Un deux trois, un deux trois. Pas à pas, en accord,
Nos pas se passionnent pour ce paterne air.
Paternel, il me guide de son regard clair.
Dans sa pupille brille l’amour, son trésor.

Un deux trois, la musique, un deux trois, maléfique,
Aime à hâter le rythme et changer ce qui fut.
Je ferme les yeux, mais je reste à l’affût,
Et l’on tourne dans une danse frénétique.

Et dans ce tourbillon, de plus en plus rapide,
Je n’entends que cet air si doux auparavant,
Cet air enivrant, qui va en me poursuivant,
Devenu en quelques instants si intrépide.
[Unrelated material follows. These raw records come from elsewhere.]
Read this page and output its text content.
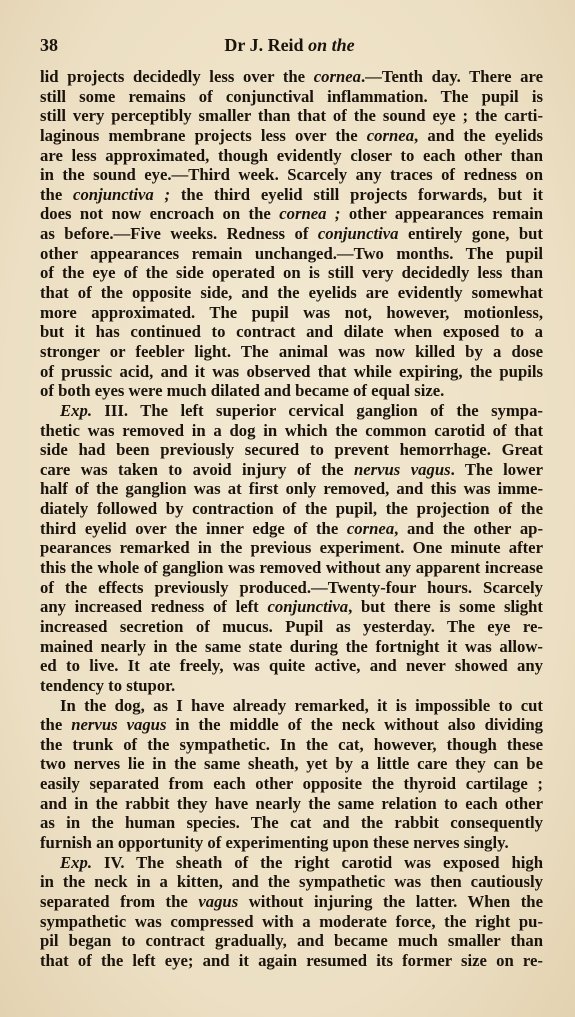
38	Dr J. Reid on the
lid projects decidedly less over the cornea.—Tenth day. There are
still some remains of conjunctival inflammation. The pupil is
still very perceptibly smaller than that of the sound eye ; the carti-
laginous membrane projects less over the cornea, and the eyelids
are less approximated, though evidently closer to each other than
in the sound eye.—Third week. Scarcely any traces of redness on
the conjunctiva ; the third eyelid still projects forwards, but it
does not now encroach on the cornea ; other appearances remain
as before.—Five weeks. Redness of conjunctiva entirely gone, but
other appearances remain unchanged.—Two months. The pupil
of the eye of the side operated on is still very decidedly less than
that of the opposite side, and the eyelids are evidently somewhat
more approximated. The pupil was not, however, motionless,
but it has continued to contract and dilate when exposed to a
stronger or feebler light. The animal was now killed by a dose
of prussic acid, and it was observed that while expiring, the pupils
of both eyes were much dilated and became of equal size.
Exp. III. The left superior cervical ganglion of the sympa-
thetic was removed in a dog in which the common carotid of that
side had been previously secured to prevent hemorrhage. Great
care was taken to avoid injury of the nervus vagus. The lower
half of the ganglion was at first only removed, and this was imme-
diately followed by contraction of the pupil, the projection of the
third eyelid over the inner edge of the cornea, and the other ap-
pearances remarked in the previous experiment. One minute after
this the whole of ganglion was removed without any apparent increase
of the effects previously produced.—Twenty-four hours. Scarcely
any increased redness of left conjunctiva, but there is some slight
increased secretion of mucus. Pupil as yesterday. The eye re-
mained nearly in the same state during the fortnight it was allow-
ed to live. It ate freely, was quite active, and never showed any
tendency to stupor.
In the dog, as I have already remarked, it is impossible to cut
the nervus vagus in the middle of the neck without also dividing
the trunk of the sympathetic. In the cat, however, though these
two nerves lie in the same sheath, yet by a little care they can be
easily separated from each other opposite the thyroid cartilage ;
and in the rabbit they have nearly the same relation to each other
as in the human species. The cat and the rabbit consequently
furnish an opportunity of experimenting upon these nerves singly.
Exp. IV. The sheath of the right carotid was exposed high
in the neck in a kitten, and the sympathetic was then cautiously
separated from the vagus without injuring the latter. When the
sympathetic was compressed with a moderate force, the right pu-
pil began to contract gradually, and became much smaller than
that of the left eye; and it again resumed its former size on re-
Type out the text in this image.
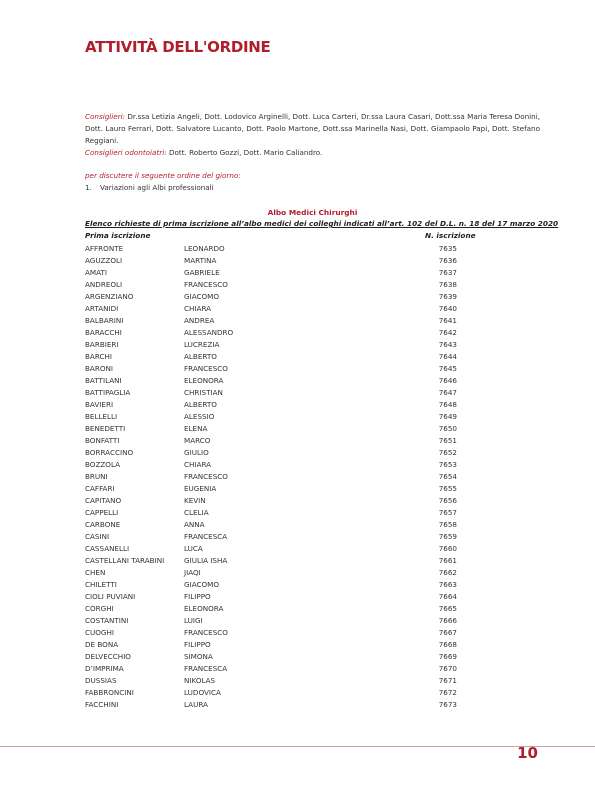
ATTIVITÀ DELL'ORDINE
Consiglieri: Dr.ssa Letizia Angeli, Dott. Lodovico Arginelli, Dott. Luca Carteri, Dr.ssa Laura Casari, Dott.ssa Maria Teresa Donini, Dott. Lauro Ferrari, Dott. Salvatore Lucanto, Dott. Paolo Martone, Dott.ssa Marinella Nasi, Dott. Giampaolo Papi, Dott. Stefano Reggiani.
Consiglieri odontoiatri: Dott. Roberto Gozzi, Dott. Mario Caliandro.
per discutere il seguente ordine del giorno:
1. Variazioni agli Albi professionali
Albo Medici Chirurghi
Elenco richieste di prima iscrizione all’albo medici dei colleghi indicati all’art. 102 del D.L. n. 18 del 17 marzo 2020
Prima iscrizione	N. iscrizione
AFFRONTE	LEONARDO	7635
AGUZZOLI	MARTINA	7636
AMATI	GABRIELE	7637
ANDREOLI	FRANCESCO	7638
ARGENZIANO	GIACOMO	7639
ARTANIDI	CHIARA	7640
BALBARINI	ANDREA	7641
BARACCHI	ALESSANDRO	7642
BARBIERI	LUCREZIA	7643
BARCHI	ALBERTO	7644
BARONI	FRANCESCO	7645
BATTILANI	ELEONORA	7646
BATTIPAGLIA	CHRISTIAN	7647
BAVIERI	ALBERTO	7648
BELLELLI	ALESSIO	7649
BENEDETTI	ELENA	7650
BONFATTI	MARCO	7651
BORRACCINO	GIULIO	7652
BOZZOLA	CHIARA	7653
BRUNI	FRANCESCO	7654
CAFFARI	EUGENIA	7655
CAPITANO	KEVIN	7656
CAPPELLI	CLELIA	7657
CARBONE	ANNA	7658
CASINI	FRANCESCA	7659
CASSANELLI	LUCA	7660
CASTELLANI TARABINI	GIULIA ISHA	7661
CHEN	JIAQI	7662
CHILETTI	GIACOMO	7663
CIOLI PUVIANI	FILIPPO	7664
CORGHI	ELEONORA	7665
COSTANTINI	LUIGI	7666
CUOGHI	FRANCESCO	7667
DE BONA	FILIPPO	7668
DELVECCHIO	SIMONA	7669
D’IMPRIMA	FRANCESCA	7670
DUSSIAS	NIKOLAS	7671
FABBRONCINI	LUDOVICA	7672
FACCHINI	LAURA	7673
10
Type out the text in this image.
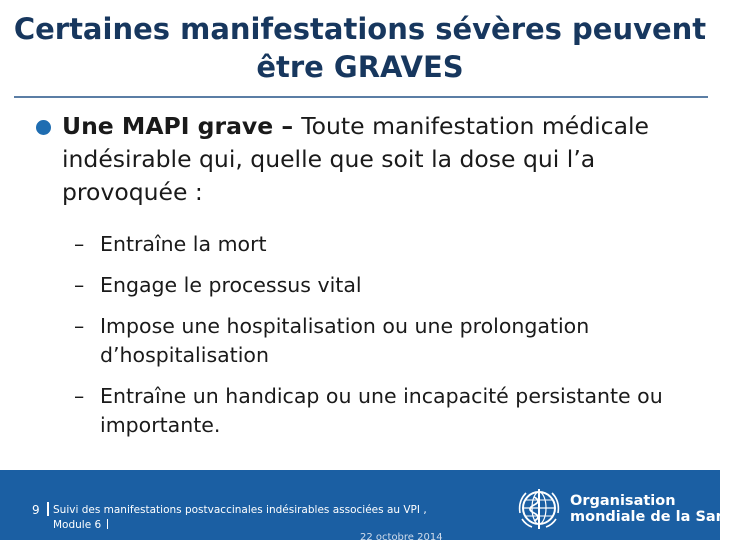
Certaines manifestations sévères peuvent
être GRAVES
Une MAPI grave – Toute manifestation médicale indésirable qui, quelle que soit la dose qui l’a provoquée :
– Entraîne la mort
– Engage le processus vital
– Impose une hospitalisation ou une prolongation d’hospitalisation
– Entraîne un handicap ou une incapacité persistante ou importante.
9 Suivi des manifestations postvaccinales indésirables associées au VPI , Module 6
22 octobre 2014
Organisation
mondiale de la Santé
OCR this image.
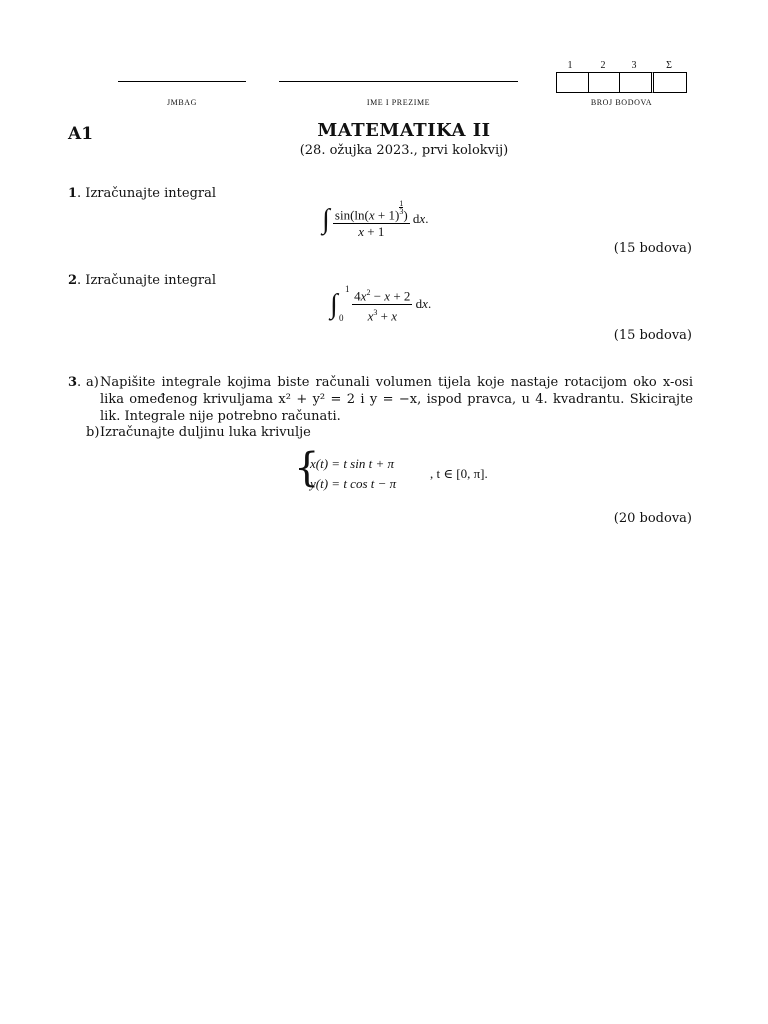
JMBAG	IME I PREZIME
1	2	3	Σ
BROJ BODOVA
A1	MATEMATIKA II
(28. ožujka 2023., prvi kolokvij)
1. Izračunajte integral
∫ sin(ln(x + 1) $^{\frac{1}{3}}$ )
x + 1 dx.
(15 bodova)
2. Izračunajte integral
∫ 1
0
$\frac{4x^2 - x + 2}{x^3 + x}$ dx.
(15 bodova)
3. a) Napišite integrale kojima biste računali volumen tijela koje nastaje rotacijom oko x-osi lika omeđenog krivuljama x² + y² = 2 i y = −x, ispod pravca, u 4. kvadrantu. Skicirajte lik. Integrale nije potrebno računati.
b) Izračunajte duljinu luka krivulje
{
x(t) = t sin t + π
y(t) = t cos t − π
, t ∈ [0, π].
(20 bodova)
Je sens tout tourner autour de moi ; un vertige
Me prends, j’ouvre les yeux. Mais je me suis perdue
Je ne reconnais plus, l’image s’est fondue
Pour donner un brouillard qui très loin me dirige.

Plusieurs ombres se succèdent mais il me semble
Qu’elles se précisent et me sont familières :
Là un visage et ici, très particulières,
Des heures vécues quand nous étions ensemble.

Mais ensemble avec qui ? Il y a un instant,
Je croyais me trouver au bras de celui-ci,
Mais maintenant, c’en est un autre, c’est ainsi
Et seul son œil reste identique, palpitant.

Je crois le connaître, mais il est étranger ;
Il est là, devant moi, mais il reste voilé.
Qui est-il ? Un ami ? Il sourit, absorbé
Par une idée lointaine qui le rend léger.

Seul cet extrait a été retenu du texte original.